Автор: Awaiter Рейтинг: Слеш. PG-13 за жестокость. Император Юрий, Доно Форратьер Написано на командную игру под девизом "Энергия, приложенная к работе".
 Если вам понравилось, пожалуйста, оставьте отзыв - порадуйте автора.
Закон Ньютона

«Ты знаешь, красота должна быть сильной и властной,
Кирпичных крепостных святую дань возведя...»
"Безумный архитектор", Доно

У Доно были длинные, густые и совершенно прямые ресницы. Рассматривать их, положив голову на его плечо, было одним из любимых занятий Юрия. Особенно глубоко ночью, когда Доно наконец умолкал, засыпая. Спал он мало, но всегда высыпался, ему хватало четырех-пяти часов, чтобы утром выглядеть свежо и энергично.

А вот Юрия постоянно мучила бессонница, и к вечеру он становился раздражительным, сам того не замечая. Нынче они наспорились до хрипоты, почти поругались, перешли на «вы», и Юрий был уверен, что все идет совсем скверно. Но Доно вдруг решительно впился в его губы поцелуем, а его так губы сладко таяли, что вся злость ссоры пропала без следа. А окончательно они помирились уже в постели, где Доно снова смутил Юрия своей бесстыжей смесью нежности, какой-то женской капризности и без сомнения мужской активной манеры переходить в атаку и брать свое.

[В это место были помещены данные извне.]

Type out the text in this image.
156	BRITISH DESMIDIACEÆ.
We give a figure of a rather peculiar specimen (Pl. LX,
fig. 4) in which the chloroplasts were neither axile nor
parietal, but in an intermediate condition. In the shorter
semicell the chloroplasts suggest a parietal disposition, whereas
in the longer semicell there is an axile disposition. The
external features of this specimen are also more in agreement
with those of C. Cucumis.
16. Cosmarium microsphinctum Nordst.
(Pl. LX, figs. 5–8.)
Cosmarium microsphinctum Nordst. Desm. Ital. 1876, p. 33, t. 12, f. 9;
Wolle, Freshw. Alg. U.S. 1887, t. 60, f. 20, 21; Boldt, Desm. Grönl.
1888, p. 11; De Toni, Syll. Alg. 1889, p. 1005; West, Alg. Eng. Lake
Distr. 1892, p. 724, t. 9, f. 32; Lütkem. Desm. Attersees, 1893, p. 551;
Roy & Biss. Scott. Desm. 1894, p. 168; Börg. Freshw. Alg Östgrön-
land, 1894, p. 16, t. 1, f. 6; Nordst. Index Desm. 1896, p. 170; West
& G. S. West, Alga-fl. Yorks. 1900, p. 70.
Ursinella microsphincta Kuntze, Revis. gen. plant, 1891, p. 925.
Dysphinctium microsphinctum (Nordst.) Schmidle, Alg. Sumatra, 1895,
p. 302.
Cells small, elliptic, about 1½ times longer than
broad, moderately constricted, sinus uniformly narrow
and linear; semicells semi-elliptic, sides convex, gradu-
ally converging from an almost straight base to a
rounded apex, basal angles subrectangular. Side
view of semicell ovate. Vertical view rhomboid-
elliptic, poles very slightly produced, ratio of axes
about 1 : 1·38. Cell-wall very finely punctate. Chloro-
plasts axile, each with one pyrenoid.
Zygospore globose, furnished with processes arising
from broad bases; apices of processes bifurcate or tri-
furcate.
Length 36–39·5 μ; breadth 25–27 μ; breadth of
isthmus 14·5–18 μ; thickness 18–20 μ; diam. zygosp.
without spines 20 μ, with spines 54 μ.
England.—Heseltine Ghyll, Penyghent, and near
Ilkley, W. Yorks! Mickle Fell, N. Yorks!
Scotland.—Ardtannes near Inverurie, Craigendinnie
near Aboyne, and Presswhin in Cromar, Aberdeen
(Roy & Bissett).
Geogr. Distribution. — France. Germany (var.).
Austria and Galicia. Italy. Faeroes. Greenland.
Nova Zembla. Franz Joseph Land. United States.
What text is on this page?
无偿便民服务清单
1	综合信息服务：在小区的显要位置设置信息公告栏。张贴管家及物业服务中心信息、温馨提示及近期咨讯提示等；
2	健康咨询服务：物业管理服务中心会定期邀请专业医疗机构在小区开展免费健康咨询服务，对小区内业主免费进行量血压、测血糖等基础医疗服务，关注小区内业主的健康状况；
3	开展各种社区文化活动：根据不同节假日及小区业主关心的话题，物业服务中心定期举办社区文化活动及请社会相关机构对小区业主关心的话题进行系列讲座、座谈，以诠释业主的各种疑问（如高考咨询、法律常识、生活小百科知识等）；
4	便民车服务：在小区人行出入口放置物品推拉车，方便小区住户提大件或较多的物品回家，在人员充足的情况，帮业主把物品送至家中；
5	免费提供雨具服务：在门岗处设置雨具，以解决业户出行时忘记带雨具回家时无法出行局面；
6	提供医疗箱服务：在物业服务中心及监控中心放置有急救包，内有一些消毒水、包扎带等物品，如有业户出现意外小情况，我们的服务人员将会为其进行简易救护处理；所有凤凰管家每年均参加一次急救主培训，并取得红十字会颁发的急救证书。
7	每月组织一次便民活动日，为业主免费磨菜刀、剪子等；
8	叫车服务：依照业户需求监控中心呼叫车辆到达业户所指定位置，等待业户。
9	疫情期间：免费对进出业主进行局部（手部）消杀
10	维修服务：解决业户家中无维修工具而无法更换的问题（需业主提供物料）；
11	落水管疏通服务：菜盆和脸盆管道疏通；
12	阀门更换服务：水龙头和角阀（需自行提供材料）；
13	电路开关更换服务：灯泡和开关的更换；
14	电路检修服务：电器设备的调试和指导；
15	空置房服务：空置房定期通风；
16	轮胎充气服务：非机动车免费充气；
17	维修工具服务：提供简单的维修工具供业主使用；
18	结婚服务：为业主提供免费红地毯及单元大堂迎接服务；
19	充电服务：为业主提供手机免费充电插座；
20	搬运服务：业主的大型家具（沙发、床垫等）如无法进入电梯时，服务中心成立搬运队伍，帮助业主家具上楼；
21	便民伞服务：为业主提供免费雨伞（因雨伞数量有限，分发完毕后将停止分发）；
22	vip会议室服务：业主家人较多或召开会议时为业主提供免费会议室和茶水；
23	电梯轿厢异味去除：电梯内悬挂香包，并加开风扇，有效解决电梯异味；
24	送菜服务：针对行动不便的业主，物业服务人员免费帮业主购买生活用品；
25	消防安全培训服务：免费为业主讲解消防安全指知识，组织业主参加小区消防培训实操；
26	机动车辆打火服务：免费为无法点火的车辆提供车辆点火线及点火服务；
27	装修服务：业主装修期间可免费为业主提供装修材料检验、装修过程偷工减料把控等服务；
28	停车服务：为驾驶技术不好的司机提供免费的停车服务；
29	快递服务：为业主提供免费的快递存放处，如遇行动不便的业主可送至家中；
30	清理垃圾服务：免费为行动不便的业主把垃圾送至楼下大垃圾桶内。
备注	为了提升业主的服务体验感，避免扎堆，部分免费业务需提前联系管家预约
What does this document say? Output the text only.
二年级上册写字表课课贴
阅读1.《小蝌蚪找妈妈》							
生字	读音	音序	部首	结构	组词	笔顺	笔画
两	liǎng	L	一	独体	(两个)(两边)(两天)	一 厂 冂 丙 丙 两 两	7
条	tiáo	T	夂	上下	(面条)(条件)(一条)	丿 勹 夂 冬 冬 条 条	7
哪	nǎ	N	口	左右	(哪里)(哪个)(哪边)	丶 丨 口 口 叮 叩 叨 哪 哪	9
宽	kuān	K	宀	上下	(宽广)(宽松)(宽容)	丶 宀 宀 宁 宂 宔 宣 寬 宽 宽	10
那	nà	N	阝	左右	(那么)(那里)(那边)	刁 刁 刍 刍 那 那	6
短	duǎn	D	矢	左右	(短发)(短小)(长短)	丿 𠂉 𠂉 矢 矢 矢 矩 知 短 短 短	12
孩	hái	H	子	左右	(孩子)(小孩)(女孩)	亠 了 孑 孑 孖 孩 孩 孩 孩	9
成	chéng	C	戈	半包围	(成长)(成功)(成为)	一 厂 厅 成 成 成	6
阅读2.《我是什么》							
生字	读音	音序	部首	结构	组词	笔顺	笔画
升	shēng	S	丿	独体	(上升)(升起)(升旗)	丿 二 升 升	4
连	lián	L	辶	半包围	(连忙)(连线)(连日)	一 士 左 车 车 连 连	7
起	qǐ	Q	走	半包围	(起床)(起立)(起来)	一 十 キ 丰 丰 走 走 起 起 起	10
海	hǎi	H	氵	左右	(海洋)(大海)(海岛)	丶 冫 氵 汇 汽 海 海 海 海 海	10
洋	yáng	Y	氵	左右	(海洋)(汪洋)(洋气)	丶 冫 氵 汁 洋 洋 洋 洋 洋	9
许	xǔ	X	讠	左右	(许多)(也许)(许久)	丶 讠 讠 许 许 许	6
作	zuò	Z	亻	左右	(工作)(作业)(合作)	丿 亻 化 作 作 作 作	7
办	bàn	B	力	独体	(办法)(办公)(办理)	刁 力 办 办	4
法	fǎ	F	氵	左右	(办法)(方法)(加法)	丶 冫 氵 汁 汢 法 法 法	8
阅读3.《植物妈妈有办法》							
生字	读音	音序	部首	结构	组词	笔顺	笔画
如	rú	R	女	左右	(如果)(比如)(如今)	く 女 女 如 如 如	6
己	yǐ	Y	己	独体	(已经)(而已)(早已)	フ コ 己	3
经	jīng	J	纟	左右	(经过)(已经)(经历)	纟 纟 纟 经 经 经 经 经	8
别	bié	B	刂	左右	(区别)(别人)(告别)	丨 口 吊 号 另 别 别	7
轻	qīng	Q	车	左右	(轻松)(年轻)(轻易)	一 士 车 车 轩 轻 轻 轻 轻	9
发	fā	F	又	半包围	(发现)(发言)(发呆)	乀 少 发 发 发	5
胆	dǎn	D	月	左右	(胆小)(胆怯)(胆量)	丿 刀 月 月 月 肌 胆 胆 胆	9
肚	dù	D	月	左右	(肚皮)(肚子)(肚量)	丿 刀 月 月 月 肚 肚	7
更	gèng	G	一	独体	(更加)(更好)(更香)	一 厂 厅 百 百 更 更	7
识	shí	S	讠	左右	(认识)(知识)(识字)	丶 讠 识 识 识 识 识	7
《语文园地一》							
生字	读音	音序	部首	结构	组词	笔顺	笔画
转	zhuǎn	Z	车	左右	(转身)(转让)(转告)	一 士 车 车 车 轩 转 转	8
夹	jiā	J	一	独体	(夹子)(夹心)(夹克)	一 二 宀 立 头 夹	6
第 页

Их роман длился уже пару лет. Доно был упрям и настырен, ему удавалось пробудить слабый темперамент Юрия, согреть и подчинить его тело, подстраивая под свой ритм и вкусы. Юрий поражался, как у Доно получается находить новые и свежие приемы в таком немудреном деле, как секс. Доно категорически не нравилась рутина, он выдергивал Юрия из привычной вялой апатии, возбуждая его - то болью на пике удовольствия, то затейливой игрушкой, то неожиданной фантазией, вовремя рассказанной на ухо. Этот невысокий и худой парень мог заставить его быть темпераментным и активным, а порой забыть о приличиях, принять подчиненное положение и ответить на его желание покорностью и сокрушительным по силе наслаждением.

Юрия восхищала энергия, которая переполняла его кузена, а если быть точным, то племянника. Доно приходился внуком Пьеру Кровавому, а Юрий был сыном младшей сестры прославленного генерала. В их общем военном детстве они крайне редко общались и были едва знакомы. А теперь, когда Юрия по этикету было положено называть «Ваше Величество», именно Доно стал его близким другом. Единственным другом, если разобраться, и единственным человеком, от которого никогда не пахло ни угрозой, ни испугом. Запах у Доно был удивительный, замечательный и ни на что не похожий. И он так расслаблял и успокаивал, что в последний год Юрий не мог заснуть, не уткнувшись носом в пряди темных волос, не насмотревшись на стрелы прямых ресниц.

Рассвет Доно встретил, как всегда, улыбочкой и тут же начал болтать о том, какой изумительный дворец он построит для своего императора. Юрий сквозь полудрему слушал, честно стараясь представить, как именно в центре анфилады будет смотреться зал с полуротондой, разделенный арками на три части. И эта самая полуротонда даже начала ему немножко сниться, когда Доно принялся его тормошить, щекотать и азартно возмущаться таким явным пренебрежением к порыву вдохновения, посетившего его в это дивное ясное утро, сменившее не менее дивную ночь любви.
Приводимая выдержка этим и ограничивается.